WHEN the Bishop of Durham accused the Government of subscribing to “trickle-down economics” during the Lords debate on the economy on Monday, he was upbraided by Lord Lilley. Lord Lilley was Social Security Minister in John Major’s government, and once entertained the Conservative Party Conference with a Gilbert and Sullivan pastiche of all who would lose their benefits: “And I haven’t even mentioned all those sponging socialists, I’ve got them on my list. . .” No free-market economist ever used the term “trickle down”, he said on Monday. It is, indeed, a misleading image. Nothing trickles out of the pockets of the wealthy — which was rather the Bishop of Durham’s point in relating the Dives and Lazarus story. It has to be given voluntarily or taken through taxation.

The Bishops in the Lords are acutely aware of the accusation that their interest is merely in redistributing other people’s wealth, but they are not unobservant. The argument that lightly taxed high-earners will bolster the economy by spending more has been shown to be good news for those who provide luxury items, unaccountably omitted from Christ’s own list in the Beatitudes.

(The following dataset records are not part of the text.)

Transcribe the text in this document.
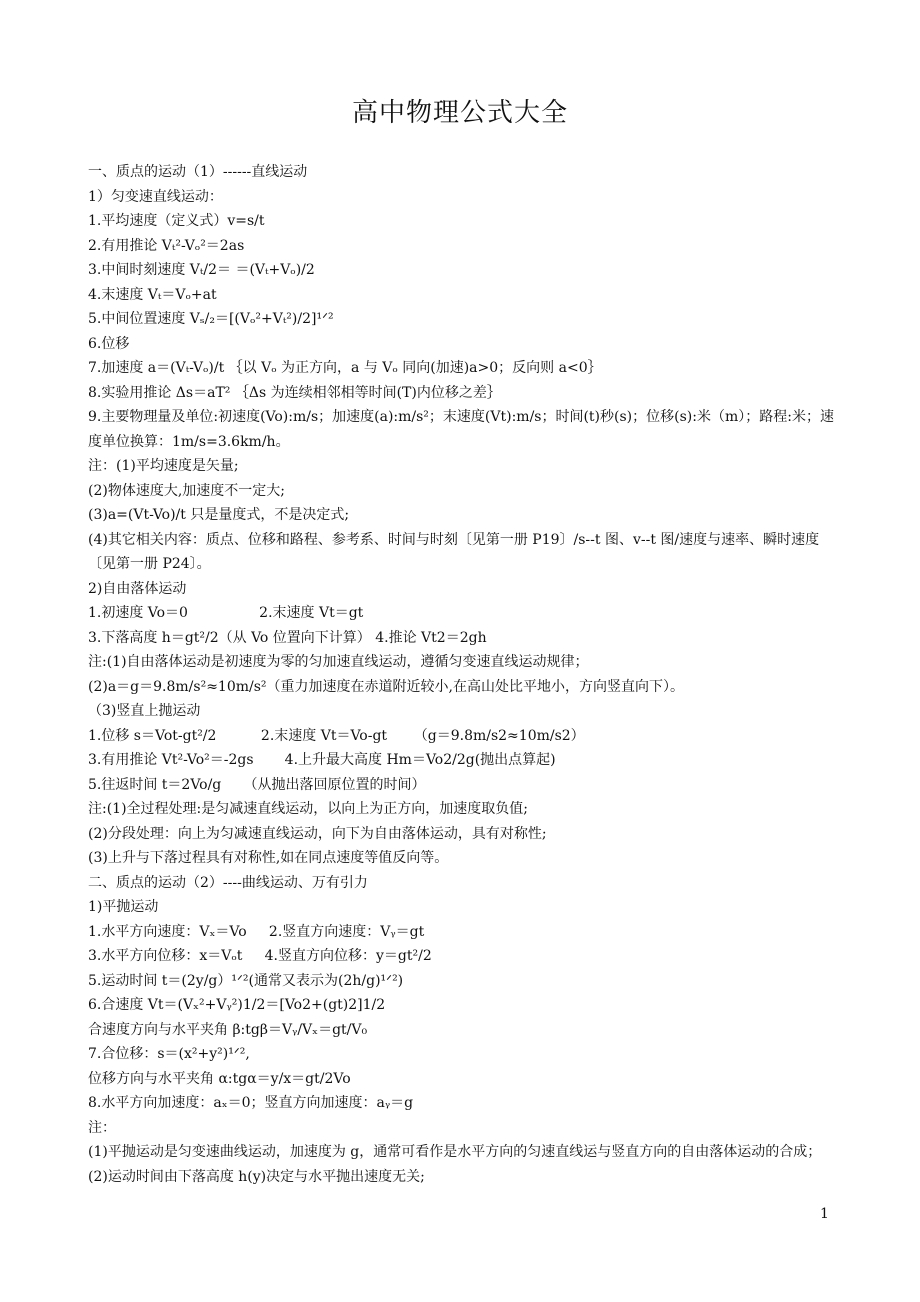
高中物理公式大全
一、质点的运动（1）------直线运动
1）匀变速直线运动：
1.平均速度（定义式）v=s/t
2.有用推论 Vₜ²-Vₒ²＝2as
3.中间时刻速度 Vₜ/2＝ ＝(Vₜ+Vₒ)/2
4.末速度 Vₜ＝Vₒ+at
5.中间位置速度 Vₛ/₂＝[(Vₒ²+Vₜ²)/2]¹ᐟ²
6.位移
7.加速度 a＝(Vₜ-Vₒ)/t ｛以 Vₒ 为正方向，a 与 Vₒ 同向(加速)a>0；反向则 a<0｝
8.实验用推论 Δs＝aT² ｛Δs 为连续相邻相等时间(T)内位移之差｝
9.主要物理量及单位:初速度(Vo):m/s；加速度(a):m/s²；末速度(Vt):m/s；时间(t)秒(s)；位移(s):米（m）；路程:米；速度单位换算：1m/s=3.6km/h。
注：(1)平均速度是矢量;
(2)物体速度大,加速度不一定大;
(3)a=(Vt-Vo)/t 只是量度式，不是决定式;
(4)其它相关内容：质点、位移和路程、参考系、时间与时刻〔见第一册 P19〕/s--t 图、v--t 图/速度与速率、瞬时速度〔见第一册 P24〕。
2)自由落体运动
1.初速度 Vo＝0                2.末速度 Vt＝gt
3.下落高度 h＝gt²/2（从 Vo 位置向下计算） 4.推论 Vt2＝2gh
注:(1)自由落体运动是初速度为零的匀加速直线运动，遵循匀变速直线运动规律；
(2)a＝g＝9.8m/s²≈10m/s²（重力加速度在赤道附近较小,在高山处比平地小，方向竖直向下）。
（3)竖直上抛运动
1.位移 s＝Vot-gt²/2          2.末速度 Vt＝Vo-gt      （g＝9.8m/s2≈10m/s2）
3.有用推论 Vt²-Vo²＝-2gs       4.上升最大高度 Hm＝Vo2/2g(抛出点算起)
5.往返时间 t＝2Vo/g     （从抛出落回原位置的时间）
注:(1)全过程处理:是匀减速直线运动，以向上为正方向，加速度取负值;
(2)分段处理：向上为匀减速直线运动，向下为自由落体运动，具有对称性;
(3)上升与下落过程具有对称性,如在同点速度等值反向等。
二、质点的运动（2）----曲线运动、万有引力
1)平抛运动
1.水平方向速度：Vₓ＝Vo     2.竖直方向速度：Vᵧ＝gt
3.水平方向位移：x＝Vₒt     4.竖直方向位移：y＝gt²/2
5.运动时间 t＝(2y/g）¹ᐟ²(通常又表示为(2h/g)¹ᐟ²)
6.合速度 Vt＝(Vₓ²+Vᵧ²)1/2＝[Vo2+(gt)2]1/2
合速度方向与水平夹角 β:tgβ＝Vᵧ/Vₓ＝gt/V₀
7.合位移：s＝(x²+y²)¹ᐟ²,
位移方向与水平夹角 α:tgα＝y/x＝gt/2Vo
8.水平方向加速度：aₓ＝0；竖直方向加速度：aᵧ＝g
注：
(1)平抛运动是匀变速曲线运动，加速度为 g，通常可看作是水平方向的匀速直线运与竖直方向的自由落体运动的合成；
(2)运动时间由下落高度 h(y)决定与水平抛出速度无关;
1
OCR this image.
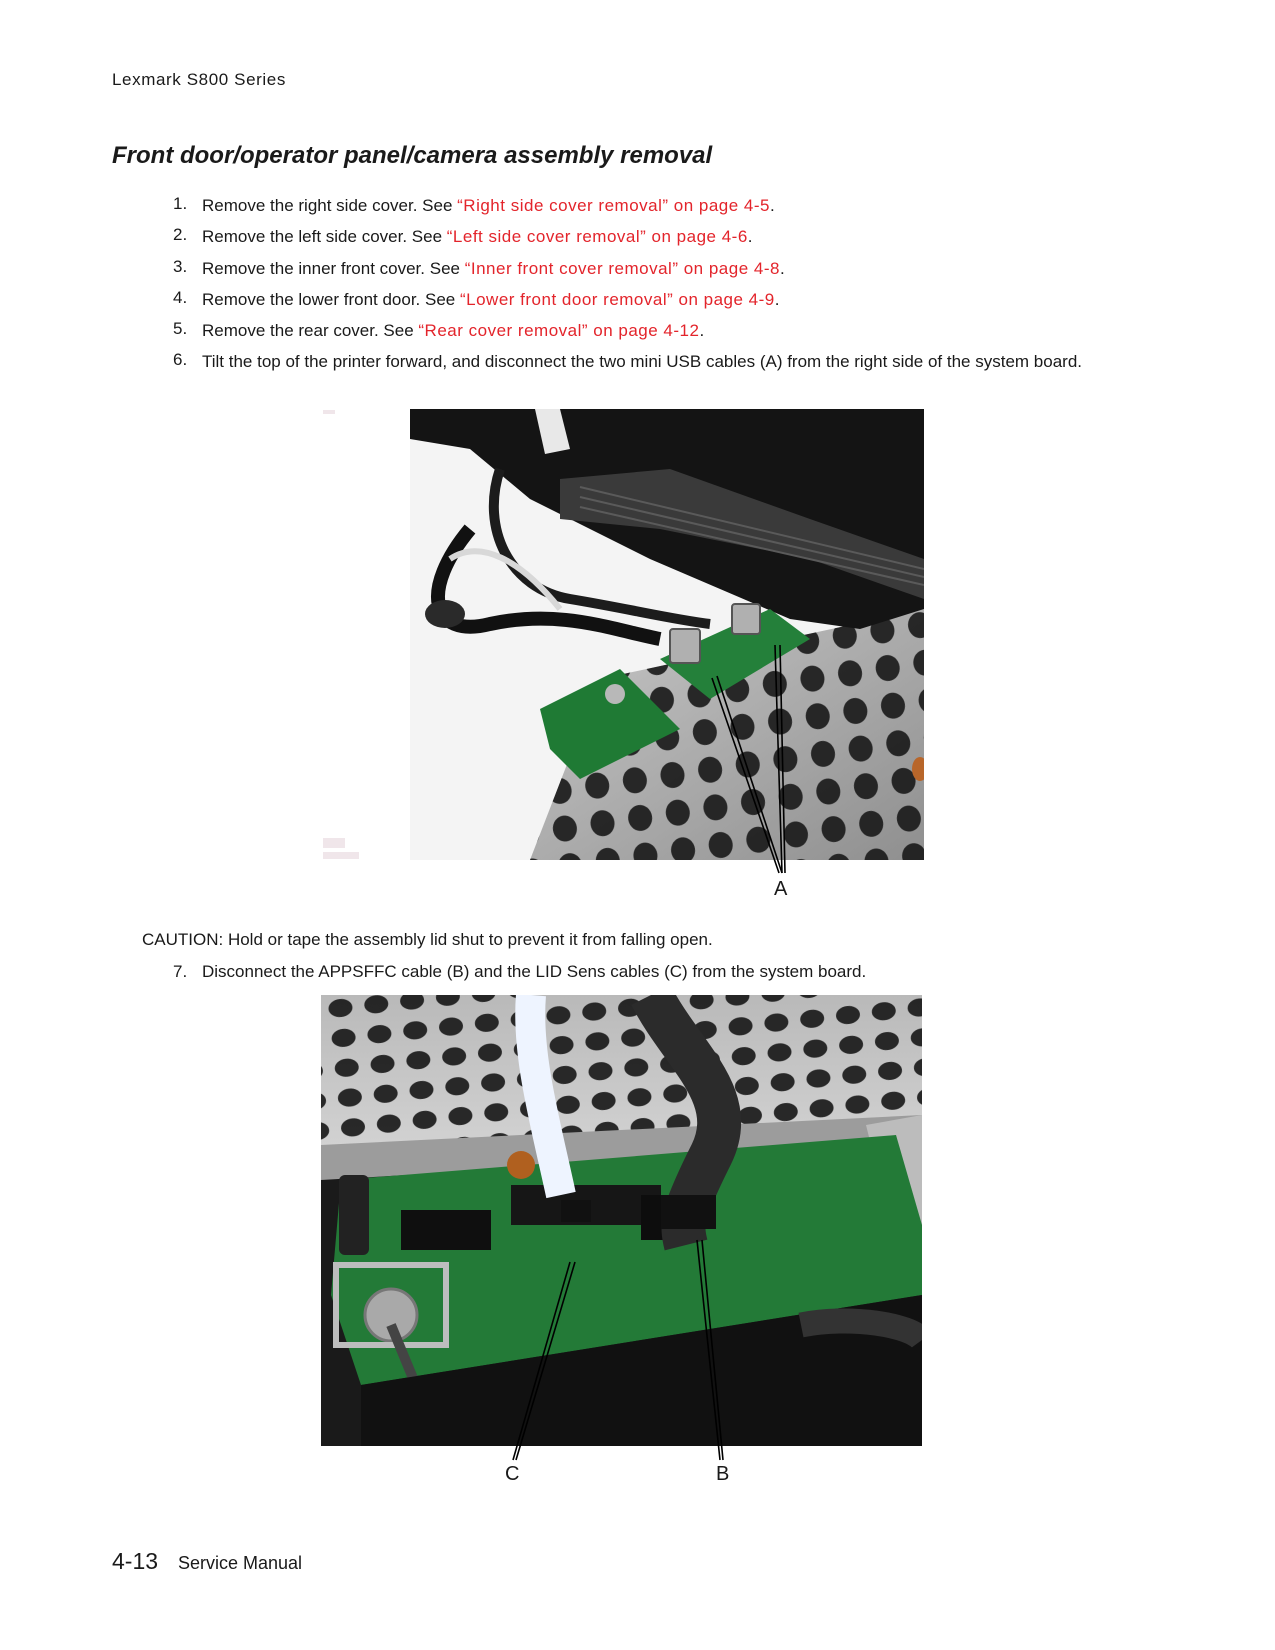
Lexmark S800 Series
Front door/operator panel/camera assembly removal
1. Remove the right side cover. See “Right side cover removal” on page 4-5.
2. Remove the left side cover. See “Left side cover removal” on page 4-6.
3. Remove the inner front cover. See “Inner front cover removal” on page 4-8.
4. Remove the lower front door. See “Lower front door removal” on page 4-9.
5. Remove the rear cover. See “Rear cover removal” on page 4-12.
6. Tilt the top of the printer forward, and disconnect the two mini USB cables (A) from the right side of the system board.
A
CAUTION: Hold or tape the assembly lid shut to prevent it from falling open.
7. Disconnect the APPSFFC cable (B) and the LID Sens cables (C) from the system board.
C	B
4-13 Service Manual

Yes, a healthier economy can support its poorest members better — but not if they have already been beggared by energy costs, rising prices, unpayable mortgages, and the slashing of public services.

In the face of criticism, from right-wing commentators as well as from left-wing, all we get is relentless positivity from the Prime Minister and her Chancellor. Growth will happen. All will benefit. Confidence will return. It is a trait that we have lamented before: the tendency to say something demonstrably nonsensical and go on saying it in the knowledge that your supporters will back you regardless and your denigrators can be ignored — regardless. Thus Liz Truss on energy generation at her party conference last week: “We are opening more gas fields in the North Sea and delivering more renewables and nuclear energy. That is how we will protect the great British environment, deliver on our commitment to net zero, and tackle climate change.” No, it isn’t. The UK is already behind the pace in its legally binding emissions-reduction programme, and burning North Sea gas will set it back further. The good disagreement that Archbishop Welby promotes so diligently requires, as a bare minimum, that people at least be honest about their position.

Instead of truth about the country’s economic situation, the Prime Minister and the Chancellor have chosen to promote what the Institute for Fiscal Studies said last week was “politically motivated wishful thinking”. The markets are not impressed, and the Chancellor cannot depend on the costly intervention of the Bank of England for much longer. It is not just bishops who doubt the wisdom and efficacy of the Government’s economic strategy.